During the Chickamauga War, Doublehead stole a lot of horses on his raids into the Cumberland settlements. During the war, over 2,000 horses were reported stolen by Doublehead’s Chickamauga warriors. The following is a funny account of one battle where the Chickamauga lost the battle because of horses and dogs:
April 1, 1781—About 400 Chickamauga, most of the Lower Cherokee faction, set an ambush around the fort. The next morning, three Indians were sent out as decoys to lure the armed men out of the fort. The plan worked to perfection when about 20 of the settlers rode their horses out of the fort and chased the Indians into the ambush they had set. As the settlers dismounted, they were surrounded by hundreds of Indians. Captain James Leiper, Peter Gill, Alex Buchanan, John Kesenger, Zachariah White, George Kennedy, and John Kennedy were killed. Kasper Mansker, James Manifee, Joseph Moonshaw, Isaac Lucas, and Edward Swanson were wounded.
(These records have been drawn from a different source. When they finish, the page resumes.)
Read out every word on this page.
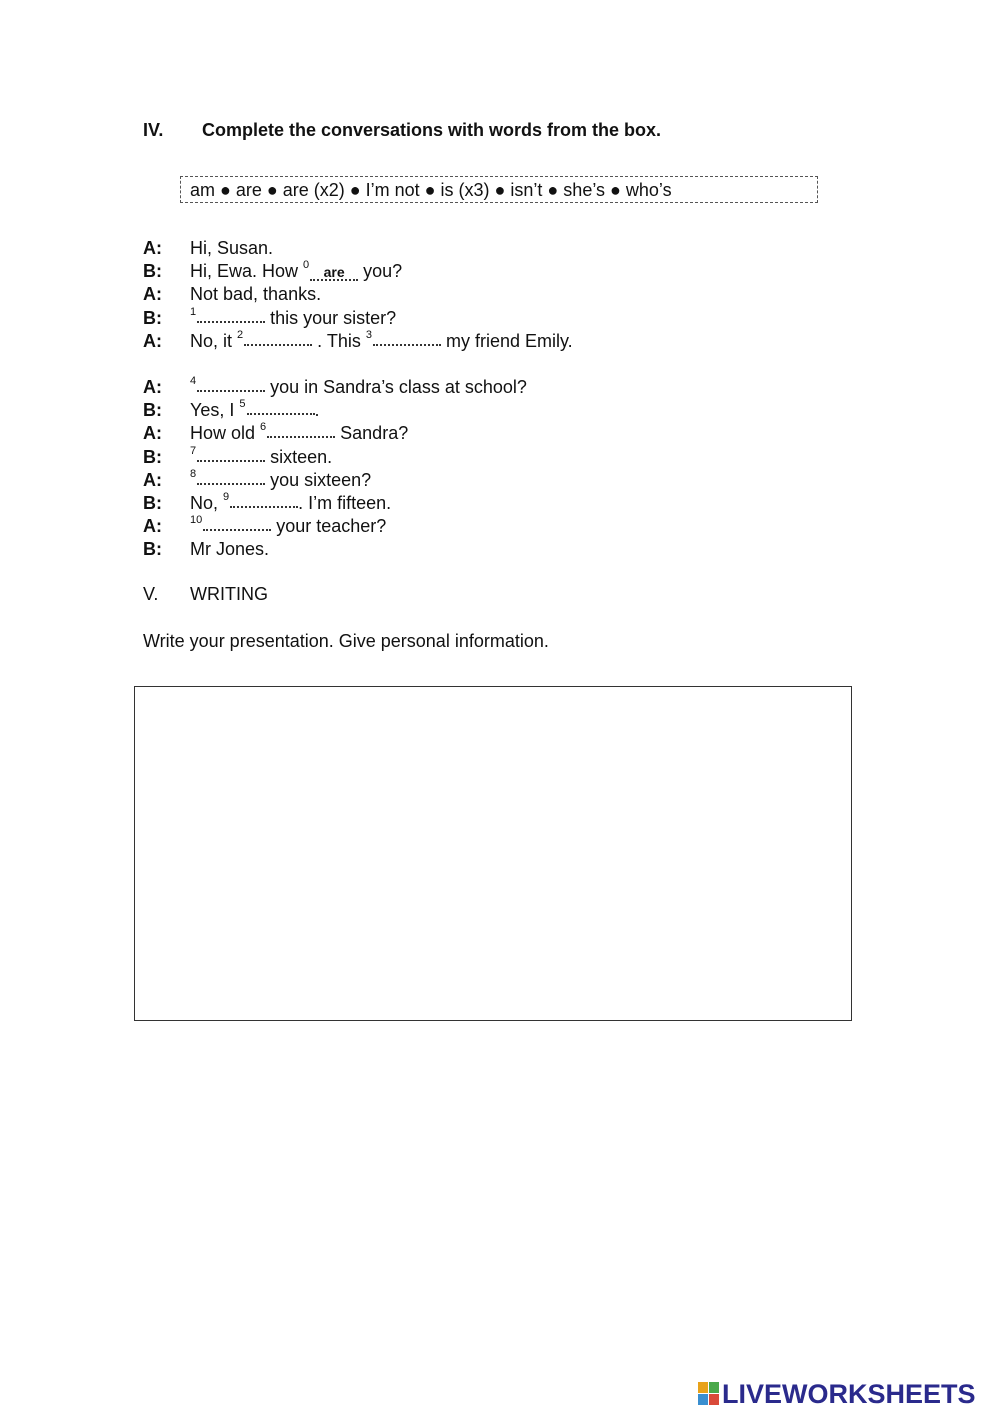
IV. Complete the conversations with words from the box.
am ● are ● are (x2) ● I’m not ● is (x3) ● isn’t ● she’s ● who’s
A:	Hi, Susan.
B:	Hi, Ewa. How $^0$ are you?
A:	Not bad, thanks.
B:	$^1$	this your sister?
A:	No, it $^2$	. This $^3$	my friend Emily.
A:	$^4$	you in Sandra’s class at school?
B:	Yes, I $^5$	.
A:	How old $^6$	Sandra?
B:	$^7$	sixteen.
A:	$^8$	you sixteen?
B:	No, $^9$	. I’m fifteen.
A:	$^{10}$	your teacher?
B:	Mr Jones.
V. WRITING
Write your presentation. Give personal information.
LIVEWORKSHEETS
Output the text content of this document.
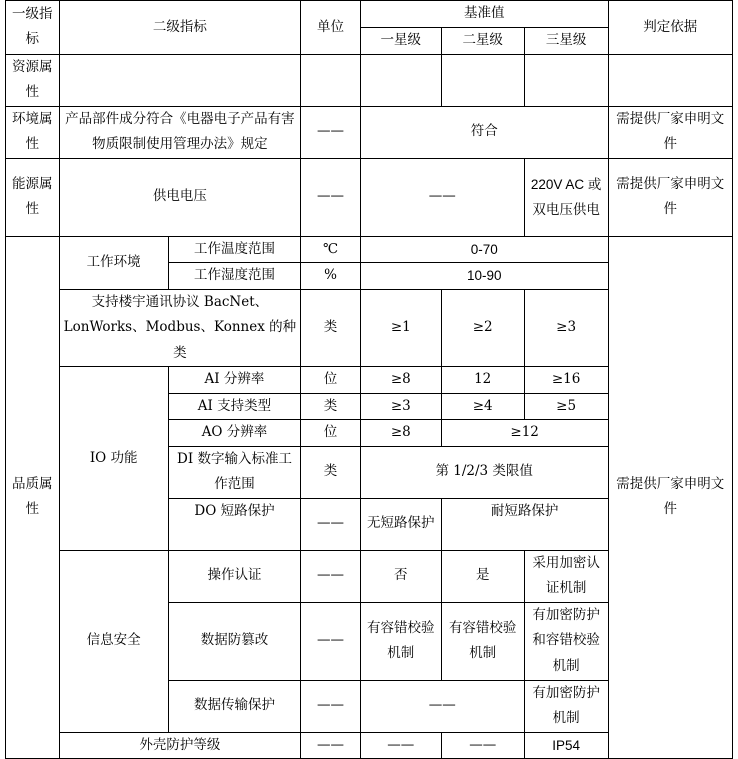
一级指标	二级指标		单位	基准值			判定依据
				一星级	二星级	三星级	
资源属性							
环境属性	产品部件成分符合《电器电子产品有害物质限制使用管理办法》规定		——	符合			需提供厂家申明文件
能源属性	供电电压		——	——		220V AC 或双电压供电	需提供厂家申明文件
品质属性	工作环境	工作温度范围	℃	0-70			需提供厂家申明文件
		工作湿度范围	%	10-90			
	支持楼宇通讯协议 BacNet、LonWorks、Modbus、Konnex 的种类		类	≥1	≥2	≥3	
	IO 功能	AI 分辨率	位	≥8	12	≥16	
		AI 支持类型	类	≥3	≥4	≥5	
		AO 分辨率	位	≥8	≥12		
		DI 数字输入标准工作范围	类	第 1/2/3 类限值			
		DO 短路保护	——	无短路保护	耐短路保护		
	信息安全	操作认证	——	否	是	采用加密认证机制	
		数据防篡改	——	有容错校验机制	有容错校验机制	有加密防护和容错校验机制	
		数据传输保护	——	——		有加密防护机制	
	外壳防护等级		——	——	——	IP54	
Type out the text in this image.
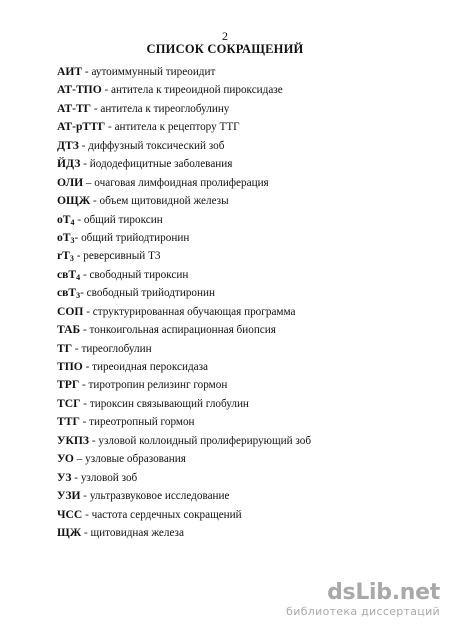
2
СПИСОК СОКРАЩЕНИЙ
АИТ - аутоиммунный тиреоидит
АТ-ТПО - антитела к тиреоидной пироксидазе
АТ-ТГ - антитела к тиреоглобулину
АТ-рТТГ - антитела к рецептору ТТГ
ДТЗ - диффузный токсический зоб
ЙДЗ - йододефицитные заболевания
ОЛИ – очаговая лимфоидная пролиферация
ОЩЖ - объем щитовидной железы
$оТ_4$ - общий тироксин
$оТ_3-$ общий трийодтиронин
$rT_3$ - реверсивный Т3
свТ$_4$ - свободный тироксин
свТ$_3$- свободный трийодтиронин
СОП - структурированная обучающая программа
ТАБ - тонкоигольная аспирационная биопсия
ТГ - тиреоглобулин
ТПО - тиреоидная пероксидаза
ТРГ - тиротропин релизинг гормон
ТСГ - тироксин связывающий глобулин
ТТГ - тиреотропный гормон
УКПЗ - узловой коллоидный пролиферирующий зоб
УО – узловые образования
УЗ - узловой зоб
УЗИ - ультразвуковое исследование
ЧСС - частота сердечных сокращений
ЩЖ - щитовидная железа
dsLib.net
библиотека диссертаций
Fort Nashborough Historic Marker
Two things allowed most of the men to make it back to the fort. First, the settler horses spooked and many Indians tried to catch the animals. Second, Mrs. Robertson turned loose some 50 vicious dogs which attacked the Indians with such force they became overwhelmed. Mrs. Robertson later said, “Thank God that he had given Indians a love of horses and a fear of dogs”.